SEOUL (Reuters) - U.S. military forces in South Korea are not subject to negotiations between North Korea and the United States because they are a matter for the U.S.-South Korean alliance, a senior official in South Korea’s presidential office said on Friday.
U.S. President Donald Trump said after his historic summit in Singapore with North Korean leader Kim Jong Un on Tuesday that he would stop “expensive, provocative” war games that U.S. troops conduct with the South.
He also said he would eventually like to bring U.S. troops home from South Korea, adding, “That’s not part of the equation. At some point, I hope it would be.”
About 28,500 U.S. troops are stationed in South Korea, a legacy of the 1950-53 Korean War that ended in an armistice rather than a peace treaty, leaving the two Koreas technically still at war.
“Let me be clear. There has been no discussions and no change in position on the matter of the issue of U.S. troops in South Korea,” said the high-level South Korean official, who spoke on condition of anonymity.
Even before the summit, U.S. officials said the future of American troops on the Korean peninsula was something that would be a matter for Seoul and Washington to deal with.
Earlier this month, U.S. Defense Secretary Jim Mattis said the status of U.S. troops in South Korea would not be on the table during the meeting between Trump and Kim. Mattis left the door open to the issue being discussed down the road between Seoul and Washington if certain conditions were met.
Before Tuesday’s summit, there had been talks between North Korea and the United States about completing an “early” denuclearization of the Korean peninsula, the South Korean official added, but did not elaborate.
The official said the U.S.-North Korea summit “jumpstarted” stalled negotiations on denuclearization and hoped South Korea would contribute to speeding up the process.
After the summit, Trump and Kim issued a joint statement in which the North reaffirmed its commitment to complete denuclearization of the Korean Peninsula - a promise it has made in the past. U.S. Secretary of State Mike Pompeo, charged by Trump with leading follow-up negotiations, said on Wednesday the United States hoped to achieve “major disarmament” by North Korea within the next 2-1/2 years.

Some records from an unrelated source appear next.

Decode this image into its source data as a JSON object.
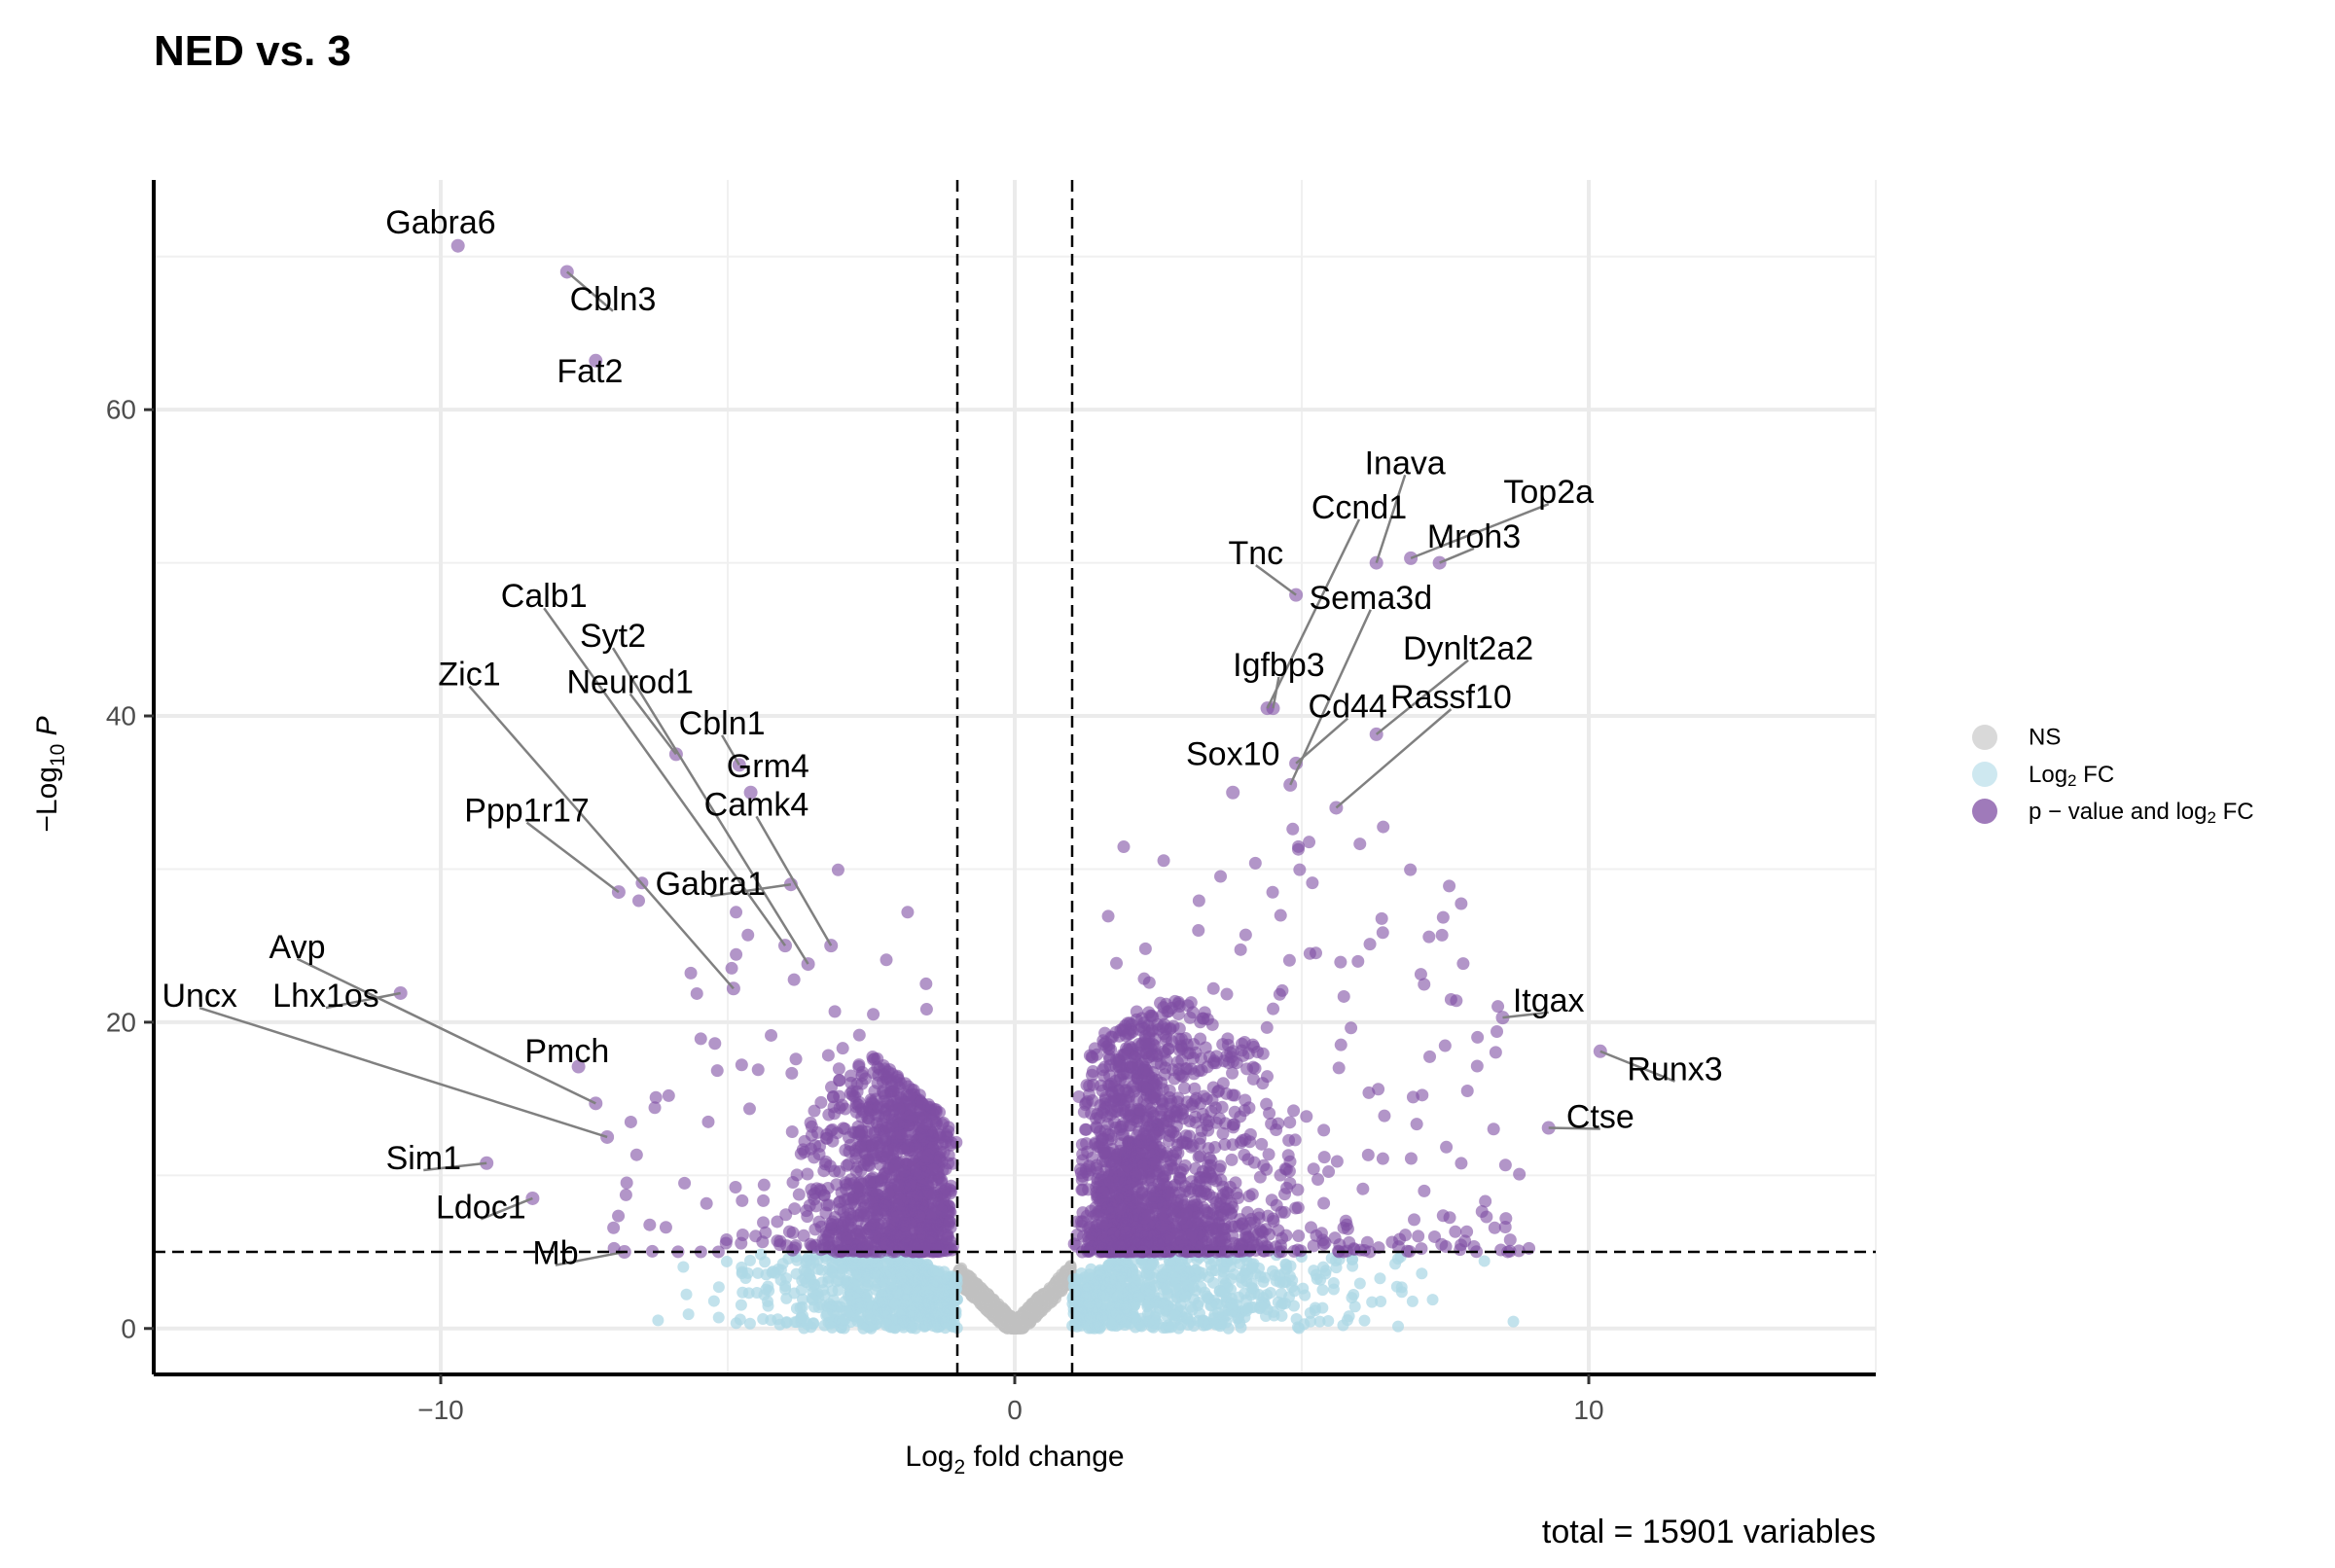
{
  "chart_data": {
    "type": "scatter",
    "title": "NED vs. 3",
    "xlabel": "Log2 fold change",
    "ylabel": "−Log10 P",
    "caption": "total = 15901 variables",
    "xlim": [
      -15,
      15
    ],
    "ylim": [
      -3,
      75
    ],
    "x_ticks": [
      -10,
      0,
      10
    ],
    "y_ticks": [
      0,
      20,
      40,
      60
    ],
    "x_tick_labels": [
      "−10",
      "0",
      "10"
    ],
    "y_tick_labels": [
      "0",
      "20",
      "40",
      "60"
    ],
    "grid": true,
    "legend_position": "right",
    "thresholds": {
      "log2fc": 1,
      "neg_log10_p": 5
    },
    "colors": {
      "NS": "#c0c0c0",
      "log2fc": "#add8e6",
      "both": "#7f4ea3",
      "connector": "#808080",
      "threshold": "#000000"
    },
    "legend": [
      {
        "key": "NS",
        "label": "NS"
      },
      {
        "key": "log2fc",
        "label": "Log2 FC",
        "label_main": "Log",
        "label_sub": "2",
        "label_tail": " FC"
      },
      {
        "key": "both",
        "label": "p − value and log2 FC",
        "label_main": "p − value and log",
        "label_sub": "2",
        "label_tail": " FC"
      }
    ],
    "labeled_points": [
      {
        "gene": "Gabra6",
        "x": -9.7,
        "y": 70.7,
        "lx": -10.0,
        "ly": 72.2
      },
      {
        "gene": "Cbln3",
        "x": -7.8,
        "y": 69.0,
        "lx": -7.0,
        "ly": 67.2
      },
      {
        "gene": "Fat2",
        "x": -7.3,
        "y": 63.2,
        "lx": -7.4,
        "ly": 62.5
      },
      {
        "gene": "Calb1",
        "x": -4.0,
        "y": 25.0,
        "lx": -8.2,
        "ly": 47.8
      },
      {
        "gene": "Syt2",
        "x": -3.6,
        "y": 23.8,
        "lx": -7.0,
        "ly": 45.2
      },
      {
        "gene": "Zic1",
        "x": -4.9,
        "y": 22.2,
        "lx": -9.5,
        "ly": 42.7
      },
      {
        "gene": "Neurod1",
        "x": -5.9,
        "y": 37.5,
        "lx": -6.7,
        "ly": 42.2
      },
      {
        "gene": "Cbln1",
        "x": -4.8,
        "y": 36.8,
        "lx": -5.1,
        "ly": 39.5
      },
      {
        "gene": "Grm4",
        "x": -4.6,
        "y": 35.0,
        "lx": -4.3,
        "ly": 36.7
      },
      {
        "gene": "Camk4",
        "x": -3.2,
        "y": 25.0,
        "lx": -4.5,
        "ly": 34.2
      },
      {
        "gene": "Ppp1r17",
        "x": -6.9,
        "y": 28.5,
        "lx": -8.5,
        "ly": 33.8
      },
      {
        "gene": "Gabra1",
        "x": -3.9,
        "y": 29.0,
        "lx": -5.3,
        "ly": 29.0
      },
      {
        "gene": "Avp",
        "x": -7.3,
        "y": 14.7,
        "lx": -12.5,
        "ly": 24.9
      },
      {
        "gene": "Uncx",
        "x": -7.1,
        "y": 12.5,
        "lx": -14.2,
        "ly": 21.7
      },
      {
        "gene": "Lhx1os",
        "x": -10.7,
        "y": 21.9,
        "lx": -12.0,
        "ly": 21.7
      },
      {
        "gene": "Pmch",
        "x": -7.6,
        "y": 17.1,
        "lx": -7.8,
        "ly": 18.1
      },
      {
        "gene": "Sim1",
        "x": -9.2,
        "y": 10.8,
        "lx": -10.3,
        "ly": 11.1
      },
      {
        "gene": "Ldoc1",
        "x": -8.4,
        "y": 8.5,
        "lx": -9.3,
        "ly": 7.9
      },
      {
        "gene": "Mb",
        "x": -6.8,
        "y": 5.0,
        "lx": -8.0,
        "ly": 4.9
      },
      {
        "gene": "Inava",
        "x": 6.3,
        "y": 50.0,
        "lx": 6.8,
        "ly": 56.5
      },
      {
        "gene": "Top2a",
        "x": 6.9,
        "y": 50.3,
        "lx": 9.3,
        "ly": 54.6
      },
      {
        "gene": "Ccnd1",
        "x": 4.4,
        "y": 40.5,
        "lx": 6.0,
        "ly": 53.6
      },
      {
        "gene": "Mroh3",
        "x": 7.4,
        "y": 50.0,
        "lx": 8.0,
        "ly": 51.7
      },
      {
        "gene": "Tnc",
        "x": 4.9,
        "y": 47.9,
        "lx": 4.2,
        "ly": 50.6
      },
      {
        "gene": "Sema3d",
        "x": 4.8,
        "y": 35.5,
        "lx": 6.2,
        "ly": 47.7
      },
      {
        "gene": "Dynlt2a2",
        "x": 6.3,
        "y": 38.8,
        "lx": 7.9,
        "ly": 44.4
      },
      {
        "gene": "Igfbp3",
        "x": 4.5,
        "y": 40.5,
        "lx": 4.6,
        "ly": 43.3
      },
      {
        "gene": "Rassf10",
        "x": 5.6,
        "y": 34.0,
        "lx": 7.6,
        "ly": 41.2
      },
      {
        "gene": "Cd44",
        "x": 4.9,
        "y": 36.9,
        "lx": 5.8,
        "ly": 40.6
      },
      {
        "gene": "Sox10",
        "x": 3.8,
        "y": 35.0,
        "lx": 3.8,
        "ly": 37.5
      },
      {
        "gene": "Itgax",
        "x": 8.5,
        "y": 20.3,
        "lx": 9.3,
        "ly": 21.4
      },
      {
        "gene": "Runx3",
        "x": 10.2,
        "y": 18.1,
        "lx": 11.5,
        "ly": 16.9
      },
      {
        "gene": "Ctse",
        "x": 9.3,
        "y": 13.1,
        "lx": 10.2,
        "ly": 13.8
      }
    ]
  }
}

Tough sanctions would remain on North Korea until its complete denuclearization, Pompeo said on Thursday, apparently contradicting the North’s view that the process agreed at this week’s summit would be phased and reciprocal.
However, expectations of trade with North Korea have helped revive property prices in China’s border city of Dandong.
North Korea proposed to Seoul to disarm, on a trial basis, the Joint Security Area in Panmunjom, the only site in the Demilitarized Zone where both countries’ soldiers stand almost face to face, the South’s presidential spokesman said.
The offer by the North’s military officials came during talks with the South’s military on Thursday, and South Korea will “actively pursue” disarmament in the area, the spokesman, Kim Eui-kyeom, told reporters on Friday.